Discrimination at work: the counter-offensive has begun

This week we will know the finalists in the various categories for the Oscars.

The best films I saw this year were Oppenheimer by Christopher Nolan and Killers of the Flower Moon by Martin Scorsese.

This year, for the first time, a film can only be nominated in the best film category if one of the main actors comes from a so-called “under-represented” minority.

Turnaround

What does this have to do with the artistic merit of the film? Absolutely none.

Those who are at the origin of this new mandatory criterion dream of extending it.

As everyone in this industry aspires to success, but is above all concerned not to be sidelined for ideological delinquency, they keep silent and follow.

We won’t go so far as to make Denzel Washington the leader of the Warsaw Jewish ghetto uprising, but more and more films could resemble the world synod of the disabled, deaf, mute, trans and non-binary, and too bad for plausibility.

The role of the villain will certainly be played by the white, heterosexual and “cisgender” man (new word for a man who “feels” masculine and a woman who feels feminine).

We already knew the depths of Hollywood hypocrisy.

We call ourselves green, but we travel by private jet.

We call ourselves feminists, but we turn a blind eye to sexual predators.

We call ourselves left-wing, but we have Mexican servants in 37-room castles.

The funny thing is, however, that Hollywood is sinking into the new religion of EDI (equity, diversity, inclusion) at a time when, in the United States, the counter-offensive is underway.

Tongues are loosened.

Finally, it is said that Claudine Gay, who has since left, would never have become president of Harvard if it had not been decided that the criterion of merit would be relegated very far to the background.

The Supreme Court struck down “race” discrimination policies in college admissions.

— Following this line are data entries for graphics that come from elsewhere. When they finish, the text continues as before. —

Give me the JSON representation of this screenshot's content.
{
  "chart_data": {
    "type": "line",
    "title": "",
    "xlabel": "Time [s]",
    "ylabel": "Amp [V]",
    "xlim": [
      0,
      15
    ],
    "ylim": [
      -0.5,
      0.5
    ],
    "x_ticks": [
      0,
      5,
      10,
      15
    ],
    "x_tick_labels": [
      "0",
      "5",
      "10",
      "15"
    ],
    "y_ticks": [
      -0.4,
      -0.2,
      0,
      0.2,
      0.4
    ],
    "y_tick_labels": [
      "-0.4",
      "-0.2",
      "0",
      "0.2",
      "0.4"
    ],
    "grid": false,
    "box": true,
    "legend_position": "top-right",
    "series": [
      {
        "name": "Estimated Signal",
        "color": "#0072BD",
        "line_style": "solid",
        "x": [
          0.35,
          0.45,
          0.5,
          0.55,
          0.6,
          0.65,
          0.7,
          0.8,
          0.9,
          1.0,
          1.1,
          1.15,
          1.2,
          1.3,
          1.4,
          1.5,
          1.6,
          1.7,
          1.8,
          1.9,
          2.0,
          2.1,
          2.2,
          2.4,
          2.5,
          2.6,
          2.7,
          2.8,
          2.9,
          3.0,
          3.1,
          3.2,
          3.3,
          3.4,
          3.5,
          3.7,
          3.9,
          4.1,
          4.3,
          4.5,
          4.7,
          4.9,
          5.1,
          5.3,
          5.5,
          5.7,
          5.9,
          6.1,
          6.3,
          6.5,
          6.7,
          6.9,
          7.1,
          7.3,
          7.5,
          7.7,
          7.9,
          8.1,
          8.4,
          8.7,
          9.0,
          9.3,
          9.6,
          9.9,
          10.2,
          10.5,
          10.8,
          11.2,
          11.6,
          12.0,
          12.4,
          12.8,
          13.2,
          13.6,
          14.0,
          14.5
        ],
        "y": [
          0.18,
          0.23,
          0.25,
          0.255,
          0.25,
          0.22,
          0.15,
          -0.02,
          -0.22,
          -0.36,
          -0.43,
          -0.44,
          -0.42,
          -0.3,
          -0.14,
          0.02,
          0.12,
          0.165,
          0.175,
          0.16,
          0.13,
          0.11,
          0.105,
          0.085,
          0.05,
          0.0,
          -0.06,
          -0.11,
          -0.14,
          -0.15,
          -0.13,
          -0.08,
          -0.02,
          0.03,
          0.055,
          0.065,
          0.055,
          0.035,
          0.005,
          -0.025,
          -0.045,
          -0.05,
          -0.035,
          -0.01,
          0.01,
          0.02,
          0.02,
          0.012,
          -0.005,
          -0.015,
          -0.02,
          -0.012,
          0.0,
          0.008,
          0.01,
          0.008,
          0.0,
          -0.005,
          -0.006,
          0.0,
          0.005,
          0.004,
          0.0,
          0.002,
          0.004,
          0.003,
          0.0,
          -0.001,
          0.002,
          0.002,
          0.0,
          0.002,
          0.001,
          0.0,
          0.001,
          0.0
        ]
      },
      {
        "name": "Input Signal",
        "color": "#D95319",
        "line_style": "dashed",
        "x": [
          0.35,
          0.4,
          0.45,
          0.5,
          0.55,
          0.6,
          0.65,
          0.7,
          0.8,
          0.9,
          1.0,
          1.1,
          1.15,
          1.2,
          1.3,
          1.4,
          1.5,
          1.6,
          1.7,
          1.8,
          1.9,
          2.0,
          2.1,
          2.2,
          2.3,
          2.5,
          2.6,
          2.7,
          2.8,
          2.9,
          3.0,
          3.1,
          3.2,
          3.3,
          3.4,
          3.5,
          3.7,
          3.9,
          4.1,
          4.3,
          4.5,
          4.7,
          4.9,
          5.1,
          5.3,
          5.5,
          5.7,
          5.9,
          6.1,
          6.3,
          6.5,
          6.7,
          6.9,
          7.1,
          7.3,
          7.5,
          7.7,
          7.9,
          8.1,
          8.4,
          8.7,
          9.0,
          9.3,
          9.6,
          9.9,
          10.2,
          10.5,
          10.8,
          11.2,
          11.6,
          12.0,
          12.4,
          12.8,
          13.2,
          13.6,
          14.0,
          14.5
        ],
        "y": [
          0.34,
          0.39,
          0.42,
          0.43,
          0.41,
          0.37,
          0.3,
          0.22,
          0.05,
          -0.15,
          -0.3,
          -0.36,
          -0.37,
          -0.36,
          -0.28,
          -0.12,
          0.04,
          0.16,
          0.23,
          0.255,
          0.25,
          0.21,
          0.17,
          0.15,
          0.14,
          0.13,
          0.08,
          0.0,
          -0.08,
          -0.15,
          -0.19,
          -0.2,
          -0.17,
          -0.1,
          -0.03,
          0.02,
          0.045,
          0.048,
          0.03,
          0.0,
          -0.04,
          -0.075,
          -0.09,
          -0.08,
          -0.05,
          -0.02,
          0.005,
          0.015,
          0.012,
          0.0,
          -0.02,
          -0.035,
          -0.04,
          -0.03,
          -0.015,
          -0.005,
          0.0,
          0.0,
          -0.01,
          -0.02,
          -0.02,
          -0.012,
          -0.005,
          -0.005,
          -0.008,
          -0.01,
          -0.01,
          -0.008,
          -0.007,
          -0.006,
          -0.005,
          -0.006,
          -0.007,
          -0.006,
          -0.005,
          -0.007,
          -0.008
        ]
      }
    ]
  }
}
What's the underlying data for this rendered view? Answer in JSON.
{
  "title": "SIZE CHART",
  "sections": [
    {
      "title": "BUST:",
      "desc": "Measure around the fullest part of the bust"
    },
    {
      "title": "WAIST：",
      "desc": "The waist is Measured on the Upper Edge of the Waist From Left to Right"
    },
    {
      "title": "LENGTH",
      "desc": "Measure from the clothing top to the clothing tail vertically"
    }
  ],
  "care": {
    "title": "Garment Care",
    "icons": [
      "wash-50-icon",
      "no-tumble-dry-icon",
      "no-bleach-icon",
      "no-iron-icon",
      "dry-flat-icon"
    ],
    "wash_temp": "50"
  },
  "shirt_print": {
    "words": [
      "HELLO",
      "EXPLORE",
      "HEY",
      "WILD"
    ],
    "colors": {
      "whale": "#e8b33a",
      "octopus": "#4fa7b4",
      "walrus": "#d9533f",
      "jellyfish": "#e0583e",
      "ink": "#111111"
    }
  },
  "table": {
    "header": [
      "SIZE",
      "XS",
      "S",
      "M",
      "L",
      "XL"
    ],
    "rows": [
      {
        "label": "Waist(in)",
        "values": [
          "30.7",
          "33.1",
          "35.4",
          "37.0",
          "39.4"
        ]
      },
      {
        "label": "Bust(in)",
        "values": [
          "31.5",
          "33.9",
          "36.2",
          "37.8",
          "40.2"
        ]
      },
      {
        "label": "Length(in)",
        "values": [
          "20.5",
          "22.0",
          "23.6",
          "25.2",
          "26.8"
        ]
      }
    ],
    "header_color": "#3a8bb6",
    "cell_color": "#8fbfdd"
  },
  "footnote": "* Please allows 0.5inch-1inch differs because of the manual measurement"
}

Several American universities have abandoned or are in the process of abandoning preferential hiring policies based on the EDI gospel and the hiring of bureaucrats to enforce them.

In the private sector, the “backlash” has also begun. Elon Musk, Bill Ackman and several others openly say that there is nothing positive about affirmative action, only discrimination.

Disney has coyly admitted that its films with “non-binary” characters have been flops.

In university management schools, new research, such as that of Jesse Fried or Frank Dobbin, reveals the sometimes harmful effects of these policies.

We knew it, but we didn’t dare say it.

Genoa

Obviously, Canada, still trailing the United States, is not there yet.

Some autistic people give the impression of not listening when someone speaks to them, of living in their own world, of being overly interested only in their affairs.

It is this disconnect that Hollywood illustrates.

In a few years, we will laugh about all this. Many will be embarrassed.